None of this would ever happen.

Only a Stonewalker could bring her and take her back out. She'd bought her way in here on a bluff, and now she needed to produce results. Her heart pounded in her rib cage.

"Haste is necessary," Ore-Locks said, sliding out the first chest. "We do not know when the … the spirit—"

"Wraith," Wynn corrected.

"Yes, as you say … and we do not know when or how it will return."

"I'm well aware of that. This isn't like looking up something in a library volume. Just get the other chests out. Search for freshly scribed folios of translations so far."

Ore-Locks dragged out the second chest.

"And the codex," she added. "It's a large volume laced together with waxed string. I need something to help decipher the originals, and their order, without my …"

Wynn went silent as she opened the first chest.

"What?" Ore-Locks asked. "Did you find it?"

Resting atop the piles therein were five volumes she hadn't seen in half a year. Their soft leather covers were lashed closed with wrapped leather laces. They looked rather worn and even travel-weary to her eyes.

"My journals," she whispered. "My stolen journals!"

Ore-Locks peered into the chest. "You wrote those?"

When she didn't answer, he turned away and hauled out the third chest.

For a moment all Wynn wanted was to gather those five leather-wrapped volumes, leave this place, and hide them where no one could take them from her again.

"Is this it?" Ore Locks asked.

Wynn looked up.

He held up the thick codex where he crouched. Inside the third chest were piles of bound sheaves, translations like the ones she'd seen at the guild. There were so many—but maybe she'd forgotten how much work had been done. It had taken her a whole day to just scan quickly through them.

"What about this other one?" Ore-Locks asked.

"What other one?"

He reached into the chest and held out a thinner volume than the first—but it had the same temporary wax stitching.

"Give it to me!"

Wynn snatched it from him and slapped it open upon the chest's edge. Inside were entries of completed or ongoing translation work, like the ones she'd seen in the first volume that day in the catacombs. She looked at all the sheaves, even a few folios, stacked inside the third chest.

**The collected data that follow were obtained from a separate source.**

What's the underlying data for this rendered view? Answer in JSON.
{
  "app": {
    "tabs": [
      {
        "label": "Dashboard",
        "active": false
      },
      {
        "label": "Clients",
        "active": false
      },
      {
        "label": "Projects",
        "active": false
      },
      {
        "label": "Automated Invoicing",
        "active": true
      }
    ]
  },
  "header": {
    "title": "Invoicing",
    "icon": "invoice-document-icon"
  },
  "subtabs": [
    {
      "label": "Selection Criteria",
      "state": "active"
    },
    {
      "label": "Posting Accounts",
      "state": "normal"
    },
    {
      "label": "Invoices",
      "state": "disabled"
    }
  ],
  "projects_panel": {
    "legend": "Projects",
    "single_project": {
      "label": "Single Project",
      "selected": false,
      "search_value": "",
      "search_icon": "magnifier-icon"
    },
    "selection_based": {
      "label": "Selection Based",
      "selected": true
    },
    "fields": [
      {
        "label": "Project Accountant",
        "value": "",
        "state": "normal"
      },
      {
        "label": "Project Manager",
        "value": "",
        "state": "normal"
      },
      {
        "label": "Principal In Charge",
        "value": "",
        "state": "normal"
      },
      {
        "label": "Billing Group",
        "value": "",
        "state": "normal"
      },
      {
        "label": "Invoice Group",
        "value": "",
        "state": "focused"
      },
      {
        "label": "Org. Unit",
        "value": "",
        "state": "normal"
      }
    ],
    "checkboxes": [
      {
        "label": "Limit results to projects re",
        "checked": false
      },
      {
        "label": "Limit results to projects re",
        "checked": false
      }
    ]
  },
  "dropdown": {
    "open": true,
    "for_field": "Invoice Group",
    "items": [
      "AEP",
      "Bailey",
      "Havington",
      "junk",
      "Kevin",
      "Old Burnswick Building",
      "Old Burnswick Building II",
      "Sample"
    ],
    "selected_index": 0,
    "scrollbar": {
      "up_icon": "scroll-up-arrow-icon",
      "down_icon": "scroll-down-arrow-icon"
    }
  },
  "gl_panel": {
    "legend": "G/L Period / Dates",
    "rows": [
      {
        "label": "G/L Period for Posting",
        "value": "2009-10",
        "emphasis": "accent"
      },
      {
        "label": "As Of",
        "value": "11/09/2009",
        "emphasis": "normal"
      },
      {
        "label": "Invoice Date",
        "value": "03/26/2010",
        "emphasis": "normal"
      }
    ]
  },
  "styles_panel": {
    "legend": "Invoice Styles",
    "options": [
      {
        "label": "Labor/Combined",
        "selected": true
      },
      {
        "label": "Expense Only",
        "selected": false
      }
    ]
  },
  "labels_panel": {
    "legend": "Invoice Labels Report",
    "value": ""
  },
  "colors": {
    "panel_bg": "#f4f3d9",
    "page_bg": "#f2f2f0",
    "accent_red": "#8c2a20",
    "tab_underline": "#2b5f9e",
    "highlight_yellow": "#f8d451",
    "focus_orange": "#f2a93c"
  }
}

"Valhachkasej'â! " she cursed.

Thoughts of Sykion—and especially High-Tower's resentments toward her—began to build until she stammered in anger.

"You … you two … !"

Wynn couldn't think of anything vile enough to call them. She was holding a second codex.

They hadn't shown her everything. Only what they thought she'd believed was all the work so far, just enough that she might lean their way, in their urgency to keep all of this a secret.

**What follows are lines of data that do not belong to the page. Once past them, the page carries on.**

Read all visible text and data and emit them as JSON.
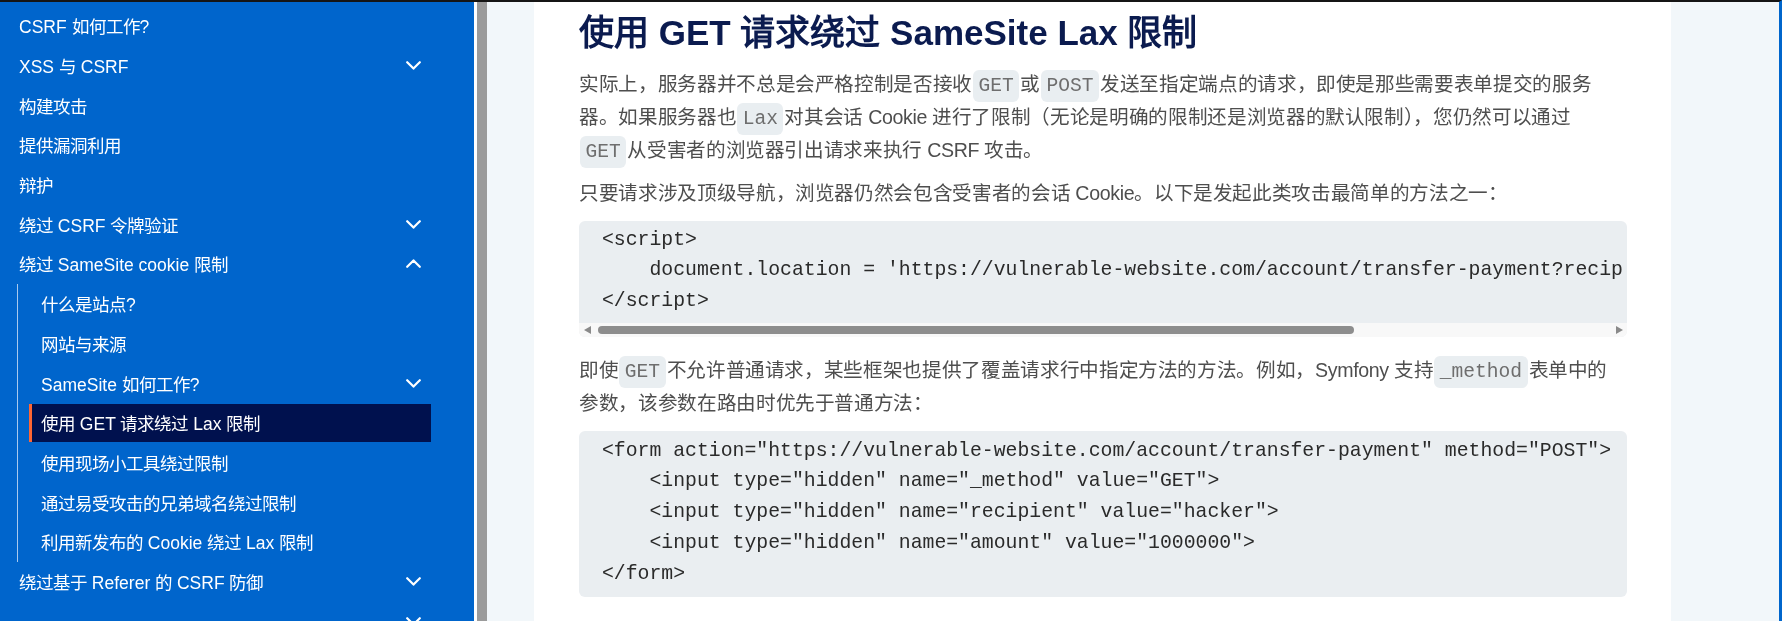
{
  "sidebar": {
    "items": [
      {
        "label": "CSRF 如何工作?",
        "selected": false
      },
      {
        "label": "XSS 与 CSRF",
        "expanded": false,
        "selected": false
      },
      {
        "label": "构建攻击",
        "selected": false
      },
      {
        "label": "提供漏洞利用",
        "selected": false
      },
      {
        "label": "辩护",
        "selected": false
      },
      {
        "label": "绕过 CSRF 令牌验证",
        "expanded": false,
        "selected": false
      },
      {
        "label": "绕过 SameSite cookie 限制",
        "expanded": true,
        "selected": false,
        "children": [
          {
            "label": "什么是站点?",
            "selected": false
          },
          {
            "label": "网站与来源",
            "selected": false
          },
          {
            "label": "SameSite 如何工作?",
            "expanded": false,
            "selected": false
          },
          {
            "label": "使用 GET 请求绕过 Lax 限制",
            "selected": true
          },
          {
            "label": "使用现场小工具绕过限制",
            "selected": false
          },
          {
            "label": "通过易受攻击的兄弟域名绕过限制",
            "selected": false
          },
          {
            "label": "利用新发布的 Cookie 绕过 Lax 限制",
            "selected": false
          }
        ]
      },
      {
        "label": "绕过基于 Referer 的 CSRF 防御",
        "expanded": false,
        "selected": false
      },
      {
        "expanded": false,
        "selected": false
      }
    ]
  },
  "article": {
    "title": "使用 GET 请求绕过 SameSite Lax 限制",
    "blocks": [
      {
        "kind": "paragraph",
        "lines": [
          [
            {
              "kind": "text",
              "text": "实际上，服务器并不总是会严格控制是否接收"
            },
            {
              "kind": "code",
              "text": "GET"
            },
            {
              "kind": "text",
              "text": "或"
            },
            {
              "kind": "code",
              "text": "POST"
            },
            {
              "kind": "text",
              "text": "发送至指定端点的请求，即使是那些需要表单提交的服务"
            }
          ],
          [
            {
              "kind": "text",
              "text": "器。如果服务器也"
            },
            {
              "kind": "code",
              "text": "Lax"
            },
            {
              "kind": "text",
              "text": "对其会话 Cookie 进行了限制（无论是明确的限制还是浏览器的默认限制），您仍然可以通过"
            }
          ],
          [
            {
              "kind": "code",
              "text": "GET"
            },
            {
              "kind": "text",
              "text": "从受害者的浏览器引出请求来执行 CSRF 攻击。"
            }
          ]
        ]
      },
      {
        "kind": "paragraph",
        "lines": [
          [
            {
              "kind": "text",
              "text": "只要请求涉及顶级导航，浏览器仍然会包含受害者的会话 Cookie。以下是发起此类攻击最简单的方法之一："
            }
          ]
        ]
      },
      {
        "kind": "code",
        "scrollable": true,
        "lines": [
          "<script>",
          "    document.location = 'https://vulnerable-website.com/account/transfer-payment?recip",
          "</script>"
        ]
      },
      {
        "kind": "paragraph",
        "lines": [
          [
            {
              "kind": "text",
              "text": "即使"
            },
            {
              "kind": "code",
              "text": "GET"
            },
            {
              "kind": "text",
              "text": "不允许普通请求，某些框架也提供了覆盖请求行中指定方法的方法。例如，Symfony 支持"
            },
            {
              "kind": "code",
              "text": "_method"
            },
            {
              "kind": "text",
              "text": "表单中的"
            }
          ],
          [
            {
              "kind": "text",
              "text": "参数，该参数在路由时优先于普通方法："
            }
          ]
        ]
      },
      {
        "kind": "code",
        "scrollable": false,
        "lines": [
          "<form action=\"https://vulnerable-website.com/account/transfer-payment\" method=\"POST\">",
          "    <input type=\"hidden\" name=\"_method\" value=\"GET\">",
          "    <input type=\"hidden\" name=\"recipient\" value=\"hacker\">",
          "    <input type=\"hidden\" name=\"amount\" value=\"1000000\">",
          "</form>"
        ]
      }
    ]
  }
}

"What is wrong?" Ore-Locks demanded.

Wynn tried to regain her self-control. "Nothing," she hissed.

"Truly? You are this upset by nothing?"

She wasn't about to explain herself to him. He and Cinder-Shard had both expressed opposition to the translation project in High-Tower's study. She doubted he would empathize with her bitterness. But more important for now, she had more to work with—more translations—to help her fight her way through the original texts.

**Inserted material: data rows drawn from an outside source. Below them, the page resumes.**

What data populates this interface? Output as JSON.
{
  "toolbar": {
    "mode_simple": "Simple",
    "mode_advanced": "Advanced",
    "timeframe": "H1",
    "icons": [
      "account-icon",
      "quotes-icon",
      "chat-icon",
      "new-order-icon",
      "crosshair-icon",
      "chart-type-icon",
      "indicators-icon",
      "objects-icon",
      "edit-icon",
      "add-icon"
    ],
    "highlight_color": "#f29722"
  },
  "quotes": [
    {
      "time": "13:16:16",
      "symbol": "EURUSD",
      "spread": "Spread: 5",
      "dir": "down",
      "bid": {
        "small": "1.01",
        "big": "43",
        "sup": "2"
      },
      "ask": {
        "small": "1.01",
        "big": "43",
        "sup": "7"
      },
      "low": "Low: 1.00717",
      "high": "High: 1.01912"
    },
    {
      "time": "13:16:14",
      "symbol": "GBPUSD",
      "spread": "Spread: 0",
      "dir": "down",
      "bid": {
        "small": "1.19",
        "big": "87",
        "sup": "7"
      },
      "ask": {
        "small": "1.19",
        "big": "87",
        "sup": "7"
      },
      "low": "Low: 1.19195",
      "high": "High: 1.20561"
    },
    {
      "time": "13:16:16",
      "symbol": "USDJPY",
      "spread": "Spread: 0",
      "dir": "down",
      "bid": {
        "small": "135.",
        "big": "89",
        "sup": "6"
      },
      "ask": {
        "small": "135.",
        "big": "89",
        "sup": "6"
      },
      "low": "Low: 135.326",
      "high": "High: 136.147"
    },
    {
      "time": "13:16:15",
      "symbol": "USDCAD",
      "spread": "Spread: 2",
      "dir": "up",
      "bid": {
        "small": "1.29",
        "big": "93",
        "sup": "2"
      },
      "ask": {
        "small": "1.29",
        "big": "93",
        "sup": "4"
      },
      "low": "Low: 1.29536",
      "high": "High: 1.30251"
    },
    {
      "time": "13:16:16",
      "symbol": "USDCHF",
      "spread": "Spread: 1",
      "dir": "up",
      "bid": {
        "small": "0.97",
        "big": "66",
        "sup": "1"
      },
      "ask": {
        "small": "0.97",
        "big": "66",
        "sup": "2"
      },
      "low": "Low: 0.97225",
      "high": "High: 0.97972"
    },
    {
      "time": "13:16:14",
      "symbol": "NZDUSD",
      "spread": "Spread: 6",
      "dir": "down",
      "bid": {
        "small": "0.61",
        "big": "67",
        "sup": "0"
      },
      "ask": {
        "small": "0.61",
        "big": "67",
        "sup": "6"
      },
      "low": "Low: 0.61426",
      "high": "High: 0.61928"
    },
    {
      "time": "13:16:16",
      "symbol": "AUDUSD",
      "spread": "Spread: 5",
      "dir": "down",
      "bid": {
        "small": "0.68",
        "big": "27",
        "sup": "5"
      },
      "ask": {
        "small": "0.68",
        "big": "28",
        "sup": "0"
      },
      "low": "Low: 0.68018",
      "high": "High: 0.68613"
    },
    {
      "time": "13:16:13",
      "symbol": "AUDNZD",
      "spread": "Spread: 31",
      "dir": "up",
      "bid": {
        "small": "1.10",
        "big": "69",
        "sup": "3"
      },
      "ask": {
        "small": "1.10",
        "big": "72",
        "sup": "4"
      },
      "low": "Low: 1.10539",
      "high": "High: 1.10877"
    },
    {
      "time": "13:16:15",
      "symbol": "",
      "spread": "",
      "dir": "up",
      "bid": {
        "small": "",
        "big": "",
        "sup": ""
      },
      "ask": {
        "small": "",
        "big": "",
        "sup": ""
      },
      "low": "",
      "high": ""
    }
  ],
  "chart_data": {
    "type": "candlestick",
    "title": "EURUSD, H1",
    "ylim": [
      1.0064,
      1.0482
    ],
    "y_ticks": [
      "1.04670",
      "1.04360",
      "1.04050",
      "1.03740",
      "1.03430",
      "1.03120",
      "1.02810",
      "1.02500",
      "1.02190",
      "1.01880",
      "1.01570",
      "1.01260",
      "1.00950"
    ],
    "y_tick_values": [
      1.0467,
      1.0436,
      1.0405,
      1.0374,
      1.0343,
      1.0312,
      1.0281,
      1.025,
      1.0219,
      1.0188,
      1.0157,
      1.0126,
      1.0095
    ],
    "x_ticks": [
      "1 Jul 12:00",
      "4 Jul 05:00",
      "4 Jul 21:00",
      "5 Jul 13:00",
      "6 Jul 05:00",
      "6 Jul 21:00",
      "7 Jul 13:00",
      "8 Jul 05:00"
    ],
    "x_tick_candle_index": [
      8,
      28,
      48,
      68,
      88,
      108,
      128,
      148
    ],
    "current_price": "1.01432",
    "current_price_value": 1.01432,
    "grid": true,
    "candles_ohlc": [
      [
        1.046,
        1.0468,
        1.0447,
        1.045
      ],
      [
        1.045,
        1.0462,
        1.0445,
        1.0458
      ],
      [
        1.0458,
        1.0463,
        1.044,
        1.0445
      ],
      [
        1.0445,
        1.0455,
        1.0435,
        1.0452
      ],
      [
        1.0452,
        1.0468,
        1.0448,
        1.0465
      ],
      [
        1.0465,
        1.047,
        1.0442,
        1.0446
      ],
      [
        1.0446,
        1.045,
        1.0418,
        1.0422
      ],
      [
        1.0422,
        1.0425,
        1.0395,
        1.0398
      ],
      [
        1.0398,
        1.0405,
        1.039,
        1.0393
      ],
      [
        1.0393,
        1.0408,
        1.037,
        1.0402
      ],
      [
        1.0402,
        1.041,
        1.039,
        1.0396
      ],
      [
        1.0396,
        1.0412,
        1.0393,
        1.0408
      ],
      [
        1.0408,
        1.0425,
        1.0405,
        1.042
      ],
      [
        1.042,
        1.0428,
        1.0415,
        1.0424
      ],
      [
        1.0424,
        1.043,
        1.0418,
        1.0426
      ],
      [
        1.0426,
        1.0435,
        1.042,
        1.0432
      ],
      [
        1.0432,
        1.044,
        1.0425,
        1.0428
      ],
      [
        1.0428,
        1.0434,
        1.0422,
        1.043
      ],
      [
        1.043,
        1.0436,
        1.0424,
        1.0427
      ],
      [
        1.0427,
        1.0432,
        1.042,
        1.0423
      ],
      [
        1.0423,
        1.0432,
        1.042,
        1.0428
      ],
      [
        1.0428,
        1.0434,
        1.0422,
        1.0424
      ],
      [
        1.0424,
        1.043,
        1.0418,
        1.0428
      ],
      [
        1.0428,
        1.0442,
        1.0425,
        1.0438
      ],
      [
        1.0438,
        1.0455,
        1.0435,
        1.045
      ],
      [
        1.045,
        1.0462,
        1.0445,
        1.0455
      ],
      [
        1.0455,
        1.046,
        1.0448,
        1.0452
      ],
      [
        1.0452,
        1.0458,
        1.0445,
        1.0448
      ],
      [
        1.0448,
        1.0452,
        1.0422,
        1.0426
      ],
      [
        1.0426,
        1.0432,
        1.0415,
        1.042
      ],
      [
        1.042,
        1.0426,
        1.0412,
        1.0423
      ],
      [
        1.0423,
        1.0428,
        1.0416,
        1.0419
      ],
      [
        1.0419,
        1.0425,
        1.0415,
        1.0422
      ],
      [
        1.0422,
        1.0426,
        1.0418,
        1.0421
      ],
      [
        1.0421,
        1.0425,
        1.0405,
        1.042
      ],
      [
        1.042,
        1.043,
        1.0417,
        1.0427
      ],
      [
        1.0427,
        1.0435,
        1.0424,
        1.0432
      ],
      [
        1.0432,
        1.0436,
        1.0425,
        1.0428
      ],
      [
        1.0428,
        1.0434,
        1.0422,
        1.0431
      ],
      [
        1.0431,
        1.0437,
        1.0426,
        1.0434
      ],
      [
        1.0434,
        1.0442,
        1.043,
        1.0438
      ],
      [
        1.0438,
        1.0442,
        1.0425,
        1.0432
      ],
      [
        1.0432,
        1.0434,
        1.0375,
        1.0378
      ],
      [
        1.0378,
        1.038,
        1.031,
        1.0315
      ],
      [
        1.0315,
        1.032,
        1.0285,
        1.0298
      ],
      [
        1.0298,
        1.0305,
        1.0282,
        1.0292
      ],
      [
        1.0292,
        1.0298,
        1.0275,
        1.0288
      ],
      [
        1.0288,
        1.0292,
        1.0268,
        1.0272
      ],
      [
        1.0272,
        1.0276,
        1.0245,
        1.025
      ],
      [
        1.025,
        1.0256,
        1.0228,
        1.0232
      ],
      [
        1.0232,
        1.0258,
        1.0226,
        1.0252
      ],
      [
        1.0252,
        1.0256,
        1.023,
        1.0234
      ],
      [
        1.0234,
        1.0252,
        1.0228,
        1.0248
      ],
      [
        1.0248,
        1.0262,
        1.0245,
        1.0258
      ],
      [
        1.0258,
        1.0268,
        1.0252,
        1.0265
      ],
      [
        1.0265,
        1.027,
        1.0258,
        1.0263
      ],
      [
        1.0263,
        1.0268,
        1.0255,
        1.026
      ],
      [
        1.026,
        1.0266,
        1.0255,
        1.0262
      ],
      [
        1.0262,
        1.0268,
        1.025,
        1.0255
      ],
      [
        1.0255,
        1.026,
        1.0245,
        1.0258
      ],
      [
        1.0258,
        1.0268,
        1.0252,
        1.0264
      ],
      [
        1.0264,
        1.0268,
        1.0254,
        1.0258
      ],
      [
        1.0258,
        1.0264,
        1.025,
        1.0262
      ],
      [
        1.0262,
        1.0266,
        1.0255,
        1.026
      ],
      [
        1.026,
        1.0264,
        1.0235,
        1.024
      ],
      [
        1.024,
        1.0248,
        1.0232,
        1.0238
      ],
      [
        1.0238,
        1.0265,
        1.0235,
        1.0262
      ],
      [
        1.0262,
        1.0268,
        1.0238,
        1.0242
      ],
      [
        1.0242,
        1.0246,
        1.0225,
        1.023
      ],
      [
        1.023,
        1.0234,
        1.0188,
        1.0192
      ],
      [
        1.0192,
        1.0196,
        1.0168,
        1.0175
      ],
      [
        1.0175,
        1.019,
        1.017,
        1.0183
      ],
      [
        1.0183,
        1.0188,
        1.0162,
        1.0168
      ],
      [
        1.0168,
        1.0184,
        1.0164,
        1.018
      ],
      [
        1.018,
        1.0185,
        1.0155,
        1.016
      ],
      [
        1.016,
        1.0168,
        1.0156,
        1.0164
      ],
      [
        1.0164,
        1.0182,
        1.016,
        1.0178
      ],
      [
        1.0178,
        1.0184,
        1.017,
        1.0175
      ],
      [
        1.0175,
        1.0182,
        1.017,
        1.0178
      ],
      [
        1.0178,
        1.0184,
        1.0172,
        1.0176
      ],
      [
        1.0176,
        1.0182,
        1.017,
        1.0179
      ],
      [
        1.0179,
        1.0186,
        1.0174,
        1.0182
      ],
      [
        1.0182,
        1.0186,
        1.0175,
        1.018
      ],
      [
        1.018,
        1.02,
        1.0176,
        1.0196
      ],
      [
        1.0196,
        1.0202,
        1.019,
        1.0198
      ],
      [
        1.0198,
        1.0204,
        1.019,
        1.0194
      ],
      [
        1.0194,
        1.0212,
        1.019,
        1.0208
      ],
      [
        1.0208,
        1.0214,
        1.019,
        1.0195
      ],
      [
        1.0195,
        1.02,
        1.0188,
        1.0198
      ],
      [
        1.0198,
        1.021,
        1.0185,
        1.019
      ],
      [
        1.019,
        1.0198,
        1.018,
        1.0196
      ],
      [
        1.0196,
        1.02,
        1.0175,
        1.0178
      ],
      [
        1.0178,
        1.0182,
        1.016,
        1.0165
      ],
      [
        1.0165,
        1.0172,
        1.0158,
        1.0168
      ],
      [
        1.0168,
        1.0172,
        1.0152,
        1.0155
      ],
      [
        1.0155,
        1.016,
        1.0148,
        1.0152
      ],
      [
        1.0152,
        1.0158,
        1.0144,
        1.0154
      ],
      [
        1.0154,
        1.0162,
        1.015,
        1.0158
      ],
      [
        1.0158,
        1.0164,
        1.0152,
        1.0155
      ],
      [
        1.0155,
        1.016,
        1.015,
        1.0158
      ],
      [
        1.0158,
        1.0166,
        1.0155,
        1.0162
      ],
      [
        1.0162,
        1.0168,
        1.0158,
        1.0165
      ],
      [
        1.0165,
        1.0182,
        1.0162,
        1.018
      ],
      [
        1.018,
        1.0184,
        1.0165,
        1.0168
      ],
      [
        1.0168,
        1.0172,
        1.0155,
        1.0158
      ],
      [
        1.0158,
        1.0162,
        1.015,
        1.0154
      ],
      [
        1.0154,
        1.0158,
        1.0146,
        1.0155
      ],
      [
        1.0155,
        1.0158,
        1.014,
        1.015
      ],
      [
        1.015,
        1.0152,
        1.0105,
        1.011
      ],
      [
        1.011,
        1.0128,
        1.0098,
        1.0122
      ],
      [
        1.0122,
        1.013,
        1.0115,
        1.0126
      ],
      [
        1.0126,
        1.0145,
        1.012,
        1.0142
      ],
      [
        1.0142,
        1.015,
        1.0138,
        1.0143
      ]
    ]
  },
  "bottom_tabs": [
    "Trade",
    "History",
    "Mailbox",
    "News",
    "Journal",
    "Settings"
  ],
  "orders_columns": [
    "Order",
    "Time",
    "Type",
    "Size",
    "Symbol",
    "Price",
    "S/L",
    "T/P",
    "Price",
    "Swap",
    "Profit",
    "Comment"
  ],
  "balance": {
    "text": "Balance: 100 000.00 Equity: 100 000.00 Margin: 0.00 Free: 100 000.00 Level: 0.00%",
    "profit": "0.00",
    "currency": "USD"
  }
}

Wynn dug through the second chest to gain an idea what it held, as well as the first, which had contained her journals. She set those aside for use and looked up to the shelves filled with all the varied books, tomes, and sheaves she'd taken from Li'kän's library.

"What was it like," Ore-Locks asked, "the place where you found these?"

Her mind flashed back to that long, sleepless night. She and Chap had carefully chosen what seemed important, readable, or merely sound enough to take from among a wealth of decaying sources. Her friends had helped her carry away so little compared to what they left behind, now half a world away.

"Older than you can imagine," she answered. "So old the only guardian had forgotten the sound of speech … or her own voice."

Wynn shook off the memory of that naked, deceptively frail undead with slanted teardrop-shaped eyes like no breed of human she'd ever seen.

"Stop bothering me," she said. "I need to work."

Ore-Locks stepped back as she began pulling out translation sheaves and folios and made a quick mental account of the other two chests' contents. They contained the more frail volumes versus the ones on the shelves. Where should she start first?